Ripples at Rest: Fredrik Skåtar’s Vibration Mirror
Fredrik Skåtar is a Swedish architect, artist and researcher exploring and manipulating natural forms. He created his “Vibration mirror” in 2010, a polished aluminum sculpture that expanded on a previous work “Wave table.” “Wave table” was made of acrylic glass so you could see ‘through’ the water instead of your own reflection.
The ripples in the ‘water’ of “Vibration Mirror” reveal a distorted view of what’s before the piece, bringing the viewer into direct interaction with the work. Two half-circles radiate out, as if two people standing in front of the work each created their own stir in the flat mirror. The mirror’s flat top contrasts its busy bottom, where the two sets of scattered wrinkles intersect to create a loose grid of waves.

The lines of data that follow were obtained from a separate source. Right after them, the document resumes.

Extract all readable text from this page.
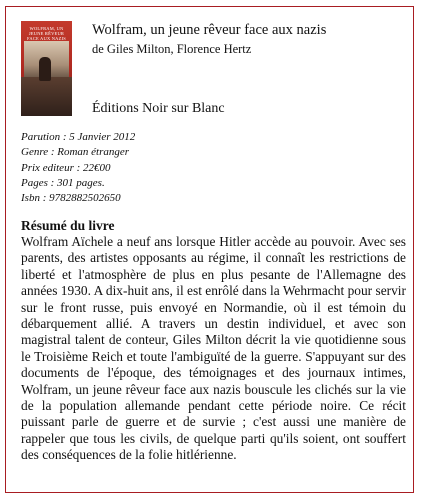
WOLFRAM, UN JEUNE RÊVEUR FACE AUX NAZIS
Wolfram, un jeune rêveur face aux nazis
de Giles Milton, Florence Hertz
Éditions Noir sur Blanc
Parution : 5 Janvier 2012
Genre : Roman étranger
Prix editeur : 22€00
Pages : 301 pages.
Isbn : 9782882502650
Résumé du livre
Wolfram Aïchele a neuf ans lorsque Hitler accède au pouvoir. Avec ses parents, des artistes opposants au régime, il connaît les restrictions de liberté et l'atmosphère de plus en plus pesante de l'Allemagne des années 1930. A dix-huit ans, il est enrôlé dans la Wehrmacht pour servir sur le front russe, puis envoyé en Normandie, où il est témoin du débarquement allié. A travers un destin individuel, et avec son magistral talent de conteur, Giles Milton décrit la vie quotidienne sous le Troisième Reich et toute l'ambiguïté de la guerre. S'appuyant sur des documents de l'époque, des témoignages et des journaux intimes, Wolfram, un jeune rêveur face aux nazis bouscule les clichés sur la vie de la population allemande pendant cette période noire. Ce récit puissant parle de guerre et de survie ; c'est aussi une manière de rappeler que tous les civils, de quelque parti qu'ils soient, ont souffert des conséquences de la folie hitlérienne.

Fredrik writes, “Shapes of water are constantly generated all around us, too fast for the human eye to perceive. The Vibration mirror is a sculpture where time has been stopped to materialize the complex geometry of intersecting water ripples.
The Vibration mirror is a part of the projects ‘From animation to sculpture’ and ‘Matter of sound’ that was funded by The Swedish Arts Grants Committee (Konstnärsnämnden) and The Royal Swedish Academy of Fine Arts in 2010 and 2012.”